Gifted with size, skill, and a long efficient stride, Bourque has always had the tools to be a very effective player in the National Hockey League, which he proved in Calgary. Ever since being acquired by the Montreal Canadiens in 2012 though, he’s been less than a shadow of his Calgary days. To call him inconsistent would be an insult to Alex Kovalev, the very model of inconsistency in Montreal. Yet in the 2014 playoffs, Bourque found his dormant scoring touch, pacing the Habs with eight goals and playing a large part in their ride to the Eastern Conference Final.
Against his former club the Calgary Flames on Tuesday evening, Bourque looked like he was beginning to gel with his linemates Devante Smith-Pelly and Tim Jackman, putting up some pretty outstanding possession numbers with the score close, even picking up a secondary assist on Kyle Palmieri’s falling wraparound goal.
Bruce Boudreau offered after the game in regards to Bourque’s performance that, “I thought he was good, I thought he had a good game.

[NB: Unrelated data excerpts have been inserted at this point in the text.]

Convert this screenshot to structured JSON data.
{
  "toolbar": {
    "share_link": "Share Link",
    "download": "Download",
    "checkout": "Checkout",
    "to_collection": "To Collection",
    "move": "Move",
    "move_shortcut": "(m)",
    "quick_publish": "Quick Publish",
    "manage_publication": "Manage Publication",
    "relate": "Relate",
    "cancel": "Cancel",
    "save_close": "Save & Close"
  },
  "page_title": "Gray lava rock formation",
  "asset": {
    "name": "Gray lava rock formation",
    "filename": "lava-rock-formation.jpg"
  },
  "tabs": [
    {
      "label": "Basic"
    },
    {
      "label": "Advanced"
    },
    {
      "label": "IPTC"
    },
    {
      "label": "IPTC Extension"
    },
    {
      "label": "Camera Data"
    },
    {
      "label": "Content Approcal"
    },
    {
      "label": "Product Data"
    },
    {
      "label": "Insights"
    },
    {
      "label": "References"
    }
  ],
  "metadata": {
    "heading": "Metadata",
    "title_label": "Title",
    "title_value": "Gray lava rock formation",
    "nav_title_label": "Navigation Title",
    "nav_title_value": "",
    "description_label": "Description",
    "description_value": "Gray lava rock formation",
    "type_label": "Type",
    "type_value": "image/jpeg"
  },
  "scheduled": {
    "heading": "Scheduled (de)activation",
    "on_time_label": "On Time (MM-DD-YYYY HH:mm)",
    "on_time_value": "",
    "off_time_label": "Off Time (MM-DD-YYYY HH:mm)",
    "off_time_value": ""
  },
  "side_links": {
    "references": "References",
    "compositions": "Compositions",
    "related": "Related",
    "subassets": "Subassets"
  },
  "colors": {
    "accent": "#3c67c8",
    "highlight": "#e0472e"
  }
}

It’s unfortunate that their were all those penalties in the third period, or else we’d like to get [Bourque’s line] out there more, but I thought they did a real good job.”

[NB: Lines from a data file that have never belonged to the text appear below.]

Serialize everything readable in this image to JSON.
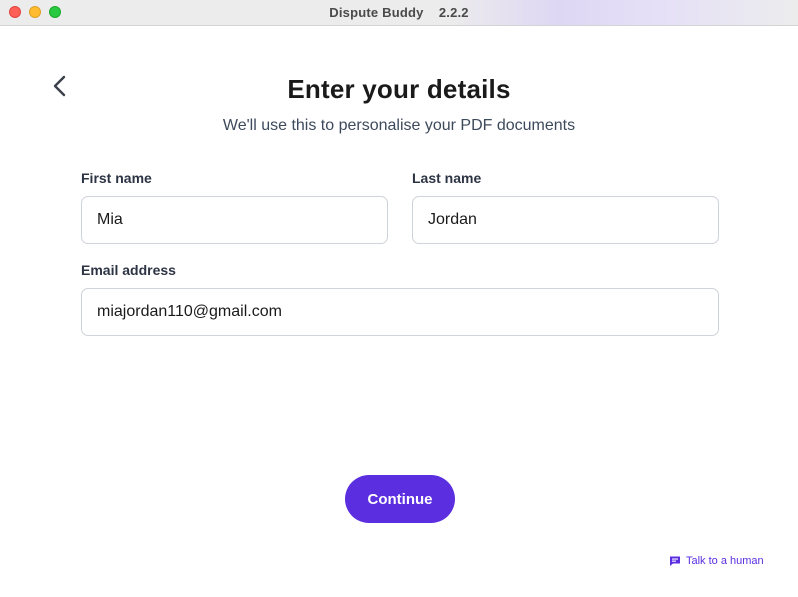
{
  "window": {
    "title": "Dispute Buddy    2.2.2"
  },
  "page": {
    "title": "Enter your details",
    "subtitle": "We'll use this to personalise your PDF documents"
  },
  "form": {
    "first_name": {
      "label": "First name",
      "value": "Mia"
    },
    "last_name": {
      "label": "Last name",
      "value": "Jordan"
    },
    "email": {
      "label": "Email address",
      "value": "miajordan110@gmail.com"
    }
  },
  "actions": {
    "continue_label": "Continue",
    "help_label": "Talk to a human"
  },
  "icons": {
    "back": "chevron-left-icon",
    "help": "chat-bubble-icon"
  },
  "colors": {
    "accent": "#5b2ee0",
    "title_text": "#1a1a1a",
    "label_text": "#2c3444",
    "input_border": "#cfd3da"
  }
}
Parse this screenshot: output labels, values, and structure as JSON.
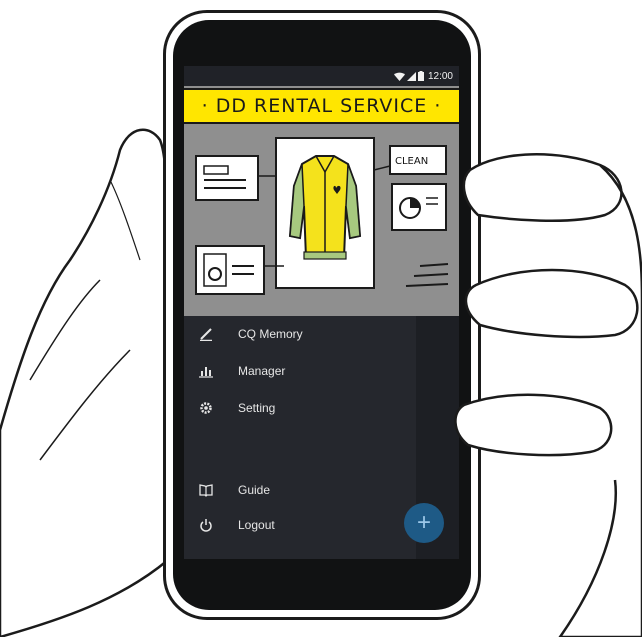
{
  "status_bar": {
    "time": "12:00"
  },
  "banner": {
    "text": "· DD RENTAL SERVICE ·"
  },
  "header_art": {
    "clean_label": "CLEAN"
  },
  "menu": {
    "items": [
      {
        "label": "CQ Memory",
        "icon": "pencil-icon"
      },
      {
        "label": "Manager",
        "icon": "bar-chart-icon"
      },
      {
        "label": "Setting",
        "icon": "gear-icon"
      },
      {
        "label": "Guide",
        "icon": "book-icon"
      },
      {
        "label": "Logout",
        "icon": "power-icon"
      }
    ]
  },
  "fab": {
    "symbol": "+"
  },
  "colors": {
    "banner": "#ffe600",
    "jacket": "#f4e21c",
    "sleeves": "#a7c97f",
    "drawer": "#25272d",
    "fab": "#1e5a86"
  }
}
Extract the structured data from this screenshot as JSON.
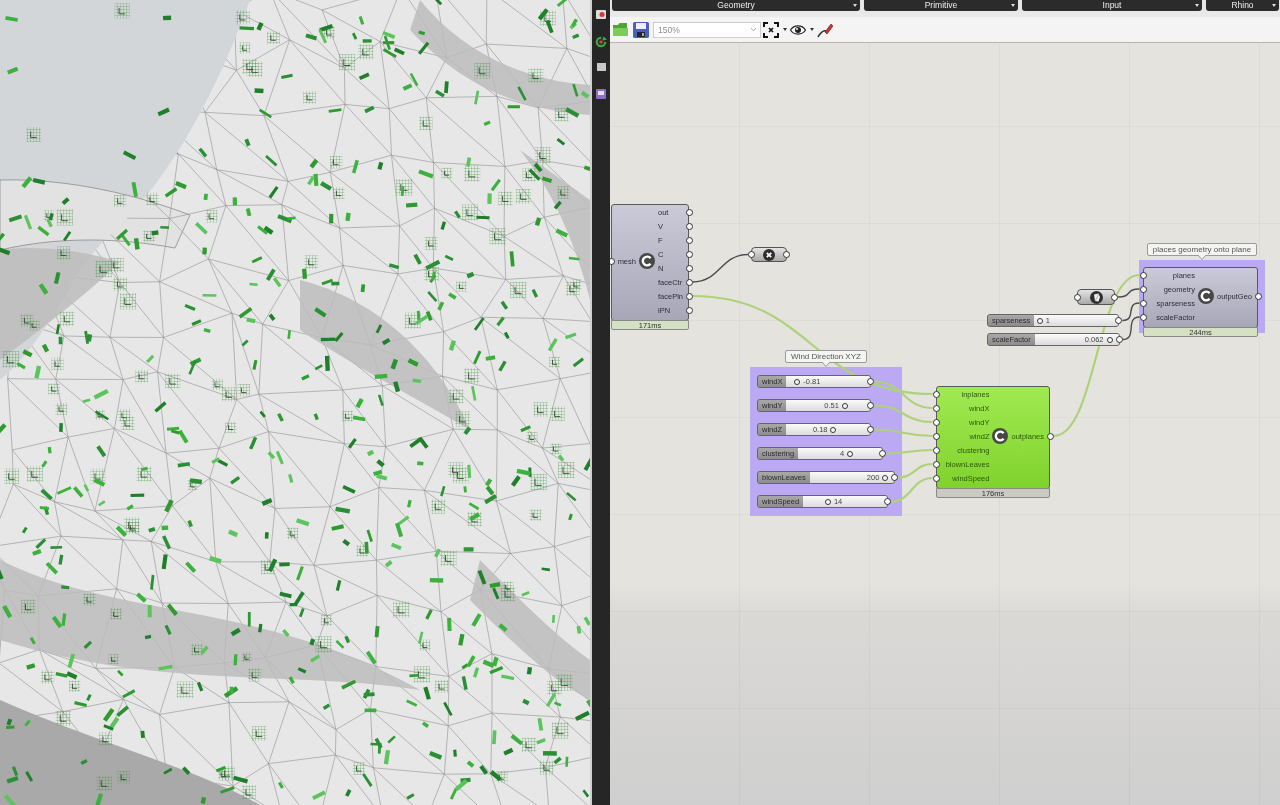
{
  "ribbon": {
    "tabs": [
      {
        "label": "Geometry"
      },
      {
        "label": "Primitive"
      },
      {
        "label": "Input"
      },
      {
        "label": "Rhino"
      }
    ]
  },
  "toolbar": {
    "zoom": "150%"
  },
  "canvas": {
    "components": [
      {
        "inputs": [
          "mesh"
        ],
        "outputs": [
          "out",
          "V",
          "F",
          "C",
          "N",
          "faceCtr",
          "facePln",
          "iPN"
        ],
        "time": "171ms",
        "selected": false
      },
      {
        "inputs": [
          "inplanes",
          "windX",
          "windY",
          "windZ",
          "clustering",
          "blownLeaves",
          "windSpeed"
        ],
        "outputs": [
          "outplanes"
        ],
        "time": "176ms",
        "selected": true
      },
      {
        "inputs": [
          "planes",
          "geometry",
          "sparseness",
          "scaleFactor"
        ],
        "outputs": [
          "outputGeo"
        ],
        "time": "244ms",
        "selected": false
      }
    ],
    "groups": [
      {
        "title": "Wind Direction XYZ",
        "sliders": [
          {
            "name": "windX",
            "value": "-0.81",
            "level": 0.1
          },
          {
            "name": "windY",
            "value": "0.51",
            "level": 0.71
          },
          {
            "name": "windZ",
            "value": "0.18",
            "level": 0.57
          },
          {
            "name": "clustering",
            "value": "4",
            "level": 0.63
          },
          {
            "name": "blownLeaves",
            "value": "200",
            "level": 0.93
          },
          {
            "name": "windSpeed",
            "value": "14",
            "level": 0.28
          }
        ]
      },
      {
        "title": "places geometry onto plane"
      }
    ],
    "sliders": [
      {
        "name": "sparseness",
        "value": "1",
        "level": 0.03
      },
      {
        "name": "scaleFactor",
        "value": "0.062",
        "level": 0.92
      }
    ]
  }
}
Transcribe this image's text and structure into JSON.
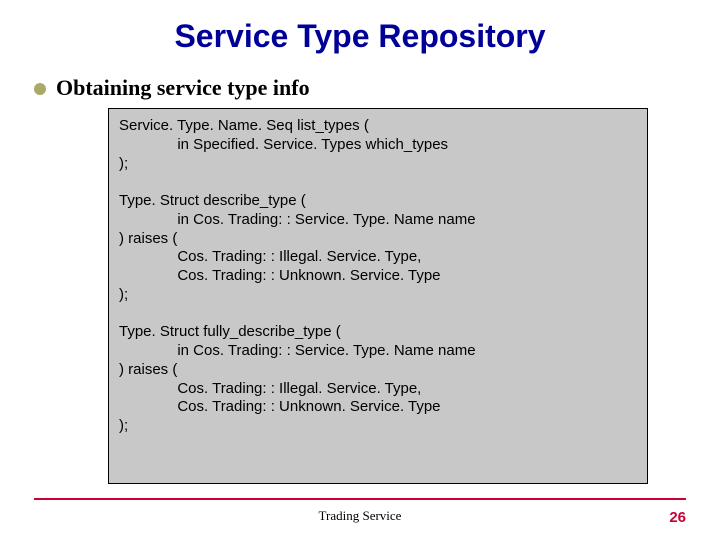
{
  "title": "Service Type Repository",
  "bullet": "Obtaining service type info",
  "code": "Service. Type. Name. Seq list_types (\n              in Specified. Service. Types which_types\n);\n\nType. Struct describe_type (\n              in Cos. Trading: : Service. Type. Name name\n) raises (\n              Cos. Trading: : Illegal. Service. Type,\n              Cos. Trading: : Unknown. Service. Type\n);\n\nType. Struct fully_describe_type (\n              in Cos. Trading: : Service. Type. Name name\n) raises (\n              Cos. Trading: : Illegal. Service. Type,\n              Cos. Trading: : Unknown. Service. Type\n);",
  "footer": {
    "center": "Trading Service",
    "page": "26"
  }
}
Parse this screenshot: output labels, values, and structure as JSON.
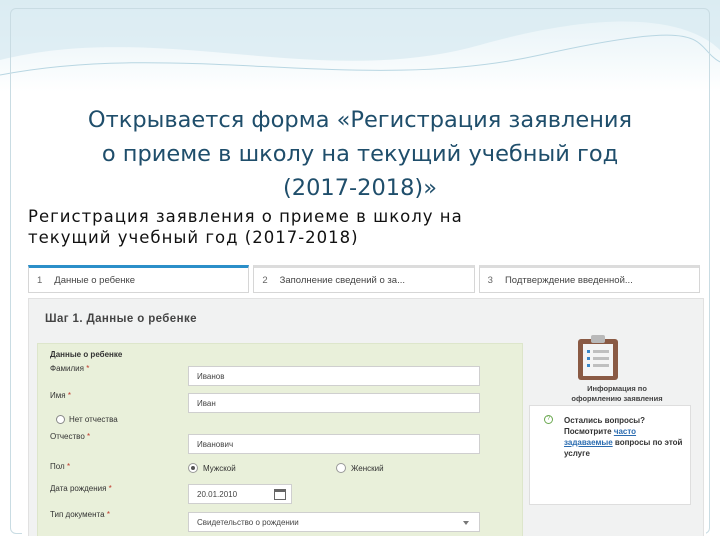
{
  "slide": {
    "title_line1": "Открывается форма «Регистрация заявления",
    "title_line2": "о приеме в школу на текущий учебный год",
    "title_line3": "(2017-2018)»"
  },
  "form": {
    "heading_line1": "Регистрация заявления о приеме в школу на",
    "heading_line2": "текущий учебный год (2017-2018)",
    "steps": [
      {
        "num": "1",
        "label": "Данные о ребенке"
      },
      {
        "num": "2",
        "label": "Заполнение сведений о за..."
      },
      {
        "num": "3",
        "label": "Подтверждение введенной..."
      }
    ],
    "step_title": "Шаг 1. Данные о ребенке",
    "section_label": "Данные о ребенке",
    "fields": {
      "surname": {
        "label": "Фамилия",
        "value": "Иванов"
      },
      "name": {
        "label": "Имя",
        "value": "Иван"
      },
      "no_patronymic": {
        "label": "Нет отчества"
      },
      "patronymic": {
        "label": "Отчество",
        "value": "Иванович"
      },
      "gender": {
        "label": "Пол",
        "option_male": "Мужской",
        "option_female": "Женский"
      },
      "birthdate": {
        "label": "Дата рождения",
        "value": "20.01.2010"
      },
      "doc_type": {
        "label": "Тип документа",
        "value": "Свидетельство о рождении"
      }
    },
    "required_mark": "*"
  },
  "sidebar": {
    "info_caption_line1": "Информация по",
    "info_caption_line2": "оформлению заявления",
    "help_pre": "Остались вопросы? Посмотрите",
    "help_link": "часто задаваемые",
    "help_post": "вопросы по этой услуге"
  },
  "colors": {
    "title": "#1f4e6b",
    "active_step": "#2b8fc9",
    "form_bg": "#e9f0da",
    "link": "#2b6cb0"
  }
}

It’s pretty fair of Boudreau to not offer up more than what he did, since although Bourque looked efficient in his limited minutes, there was nothing in his game that really stood out. Especially when given the fact that he’s getting paid upwards of three million dollars to play less than ten minutes in a hockey game, compounded with the organization’s decision to send down Emerson Etem and William Karlsson to the minors (who have put up comparable possession numbers as Bourque), the move to acquire him continues to be somewhat of a head scratching course of action.
Obviously with only two games under his belt, it’s tough to make a final call on the newly minted Duck, but at the same time there’s nothing so far that really suggests he will be any better than he was in Montreal, which was mediocre at best during the regualr season.